Screenshop

Ownership
- Owner: Bid Shopping

History
- Launched: October 1997
- Closed: 29 April 2012

Links
- Website: screenshop.co.uk at the Wayback Machine (archived August 22, 2006)

= Screenshop =

Screenshop was a British strand of infomercial-based shopping programming and television channel, owned by Bid Shopping.

==History==
Screenshop was initially launched in October 1997 by Flextech, used as a filler service within the downtime of their owned networks, with intentions to expand to a standalone 24-hour digital network by 1998. It was intended to be the UK equivalent to HSN Direct, where it would show products from across the world from third-party companies. By 1998-1999, Screenshop launched an online store. In August 1999, Flextech revealed a £14 million loss from the launch of Screenshop and TV Travel Shop.

In early December 1999, Flextech announced that they would merge with cable provider Telewest Communications to create a £10.5bn media giant, with the deal finalising by April 2000. On 8 September 2000, a full 24-hour Screenshop network was launched on Sky Digital following many delays.

On 6 March 2001, Telewest announced that they would sell Screenshop to Sit-Up TV, the owners of Bid-Up.TV, for £10 million in exchange for a 38% stake in Sit Up that was valued at a £14.8m cash injection. The sale would merge Screenshop into Bid-Up.TV's own operations. Following the sale, Screenshop began to broadcast on the station during its downtime.

On 29 August 2002, a second Screenshop channel, entitled Screenshop 2, was launched on Sky Digital.

In July 2004, Sit Up signed a four-year deal with Vector Direct to allow Vector to exclusively supply Screenshop's programming, as well as during the downtime on Bid Up and Price Drop. The deal was valued at £5 million. After the deal closed, Screenshop lost its identity with all products shown on the channel being those from Vector Direct. Screenshop's website closed at the same time and became a redirect to Vector Direct's online store.
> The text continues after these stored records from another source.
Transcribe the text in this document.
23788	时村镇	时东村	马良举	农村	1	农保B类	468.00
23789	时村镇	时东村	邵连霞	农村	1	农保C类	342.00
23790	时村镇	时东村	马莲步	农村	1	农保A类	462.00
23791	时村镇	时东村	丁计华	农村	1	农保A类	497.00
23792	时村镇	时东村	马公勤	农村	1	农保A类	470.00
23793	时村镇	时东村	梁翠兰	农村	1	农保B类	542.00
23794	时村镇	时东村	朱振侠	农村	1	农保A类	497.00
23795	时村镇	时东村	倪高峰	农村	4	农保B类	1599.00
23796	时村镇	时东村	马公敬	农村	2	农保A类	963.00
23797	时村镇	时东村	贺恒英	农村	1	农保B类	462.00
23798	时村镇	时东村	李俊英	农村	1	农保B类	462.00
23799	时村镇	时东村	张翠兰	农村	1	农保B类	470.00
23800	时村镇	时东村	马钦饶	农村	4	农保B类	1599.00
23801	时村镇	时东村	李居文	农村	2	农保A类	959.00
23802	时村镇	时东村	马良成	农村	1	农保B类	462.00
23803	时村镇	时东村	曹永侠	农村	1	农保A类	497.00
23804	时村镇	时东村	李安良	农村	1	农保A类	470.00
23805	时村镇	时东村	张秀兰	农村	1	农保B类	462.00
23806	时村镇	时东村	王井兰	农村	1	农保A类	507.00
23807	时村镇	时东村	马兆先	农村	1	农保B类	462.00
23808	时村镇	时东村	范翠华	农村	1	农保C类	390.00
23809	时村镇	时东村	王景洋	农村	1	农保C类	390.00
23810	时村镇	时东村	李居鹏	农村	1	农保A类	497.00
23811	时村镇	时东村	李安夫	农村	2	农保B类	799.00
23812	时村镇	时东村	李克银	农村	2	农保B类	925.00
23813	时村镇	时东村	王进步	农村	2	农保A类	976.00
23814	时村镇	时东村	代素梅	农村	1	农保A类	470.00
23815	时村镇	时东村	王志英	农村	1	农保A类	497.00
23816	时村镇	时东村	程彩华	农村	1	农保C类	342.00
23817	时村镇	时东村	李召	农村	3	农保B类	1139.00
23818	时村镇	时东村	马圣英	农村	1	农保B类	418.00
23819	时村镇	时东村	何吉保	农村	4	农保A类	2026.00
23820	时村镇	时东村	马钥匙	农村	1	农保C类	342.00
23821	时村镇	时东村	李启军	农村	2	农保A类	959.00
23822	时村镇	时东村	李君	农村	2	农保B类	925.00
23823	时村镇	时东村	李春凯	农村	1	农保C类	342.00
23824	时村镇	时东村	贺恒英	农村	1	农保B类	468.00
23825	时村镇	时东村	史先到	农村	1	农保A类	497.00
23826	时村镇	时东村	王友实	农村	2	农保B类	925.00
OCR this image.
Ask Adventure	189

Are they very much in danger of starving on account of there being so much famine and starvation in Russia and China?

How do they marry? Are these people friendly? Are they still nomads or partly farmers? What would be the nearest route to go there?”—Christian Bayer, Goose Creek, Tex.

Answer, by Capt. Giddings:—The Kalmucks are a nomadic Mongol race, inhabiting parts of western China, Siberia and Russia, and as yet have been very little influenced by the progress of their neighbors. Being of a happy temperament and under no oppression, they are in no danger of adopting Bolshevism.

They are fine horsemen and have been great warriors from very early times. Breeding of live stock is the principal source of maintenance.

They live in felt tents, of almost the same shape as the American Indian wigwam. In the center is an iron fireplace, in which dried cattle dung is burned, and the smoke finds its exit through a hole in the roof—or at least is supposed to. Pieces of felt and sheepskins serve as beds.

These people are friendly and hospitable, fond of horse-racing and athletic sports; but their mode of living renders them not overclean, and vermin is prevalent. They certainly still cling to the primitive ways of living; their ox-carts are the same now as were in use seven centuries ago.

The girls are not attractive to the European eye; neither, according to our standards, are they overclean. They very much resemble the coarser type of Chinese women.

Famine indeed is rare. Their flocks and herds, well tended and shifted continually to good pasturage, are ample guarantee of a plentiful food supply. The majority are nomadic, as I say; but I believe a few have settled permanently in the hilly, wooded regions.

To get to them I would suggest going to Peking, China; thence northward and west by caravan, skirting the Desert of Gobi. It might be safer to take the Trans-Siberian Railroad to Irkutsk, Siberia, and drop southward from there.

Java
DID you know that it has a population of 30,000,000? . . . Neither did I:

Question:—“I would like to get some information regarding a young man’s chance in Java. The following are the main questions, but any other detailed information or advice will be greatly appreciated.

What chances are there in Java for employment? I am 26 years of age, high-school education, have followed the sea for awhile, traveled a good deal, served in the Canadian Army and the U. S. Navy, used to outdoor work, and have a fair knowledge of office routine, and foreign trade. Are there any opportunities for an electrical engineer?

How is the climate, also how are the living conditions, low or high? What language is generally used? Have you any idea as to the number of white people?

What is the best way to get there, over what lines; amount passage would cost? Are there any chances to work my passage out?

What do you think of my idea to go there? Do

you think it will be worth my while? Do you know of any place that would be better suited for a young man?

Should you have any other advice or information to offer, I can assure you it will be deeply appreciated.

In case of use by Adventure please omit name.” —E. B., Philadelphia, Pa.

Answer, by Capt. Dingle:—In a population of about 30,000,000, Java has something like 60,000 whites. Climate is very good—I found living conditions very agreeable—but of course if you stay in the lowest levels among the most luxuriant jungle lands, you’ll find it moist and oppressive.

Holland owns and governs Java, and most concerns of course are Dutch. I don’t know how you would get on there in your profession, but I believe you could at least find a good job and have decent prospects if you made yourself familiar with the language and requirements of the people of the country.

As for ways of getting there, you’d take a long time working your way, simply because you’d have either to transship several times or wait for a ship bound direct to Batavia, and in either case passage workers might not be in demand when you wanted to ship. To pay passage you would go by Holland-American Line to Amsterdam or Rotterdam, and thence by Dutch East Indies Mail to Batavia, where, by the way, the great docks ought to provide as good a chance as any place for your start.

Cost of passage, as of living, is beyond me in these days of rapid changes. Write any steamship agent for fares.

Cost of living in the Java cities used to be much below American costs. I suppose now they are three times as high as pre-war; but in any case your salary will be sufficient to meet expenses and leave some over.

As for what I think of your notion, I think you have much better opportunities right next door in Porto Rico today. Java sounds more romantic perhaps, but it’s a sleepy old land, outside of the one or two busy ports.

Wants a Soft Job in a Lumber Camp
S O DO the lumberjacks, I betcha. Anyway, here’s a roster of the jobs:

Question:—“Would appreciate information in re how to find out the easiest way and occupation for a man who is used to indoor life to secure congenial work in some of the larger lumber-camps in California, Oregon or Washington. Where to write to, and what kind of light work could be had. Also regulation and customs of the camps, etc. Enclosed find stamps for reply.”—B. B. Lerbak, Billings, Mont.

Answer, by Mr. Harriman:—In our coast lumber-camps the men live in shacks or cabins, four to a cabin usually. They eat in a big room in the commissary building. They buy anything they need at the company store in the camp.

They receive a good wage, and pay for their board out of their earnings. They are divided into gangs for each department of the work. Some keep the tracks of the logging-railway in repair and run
Beginning in November 2005, Screenshop began being supplied by TV Network under their TV Warehouse brand, with Screenshop's website transitioning into a redirect over to them. This was following Vector Direct's appearance on the BBC's Watchdog programme, which was due to the company charging unknowing customers £99.00 for entrance into a "Travel and Leisure" club, in which entry was automatic with every purchase. At some point, both Screenshop channels were removed from the Sky EPG, leaving them solely as filler on Sit-Up's other channels.

On 3 March 2008, Screenshop 2 relaunched on Sky channel 680, using the downtime of Speed Auction. The channel showed various items from 1.30am to 7.30am every night. Screenshop 2 closed on 29 April 2012.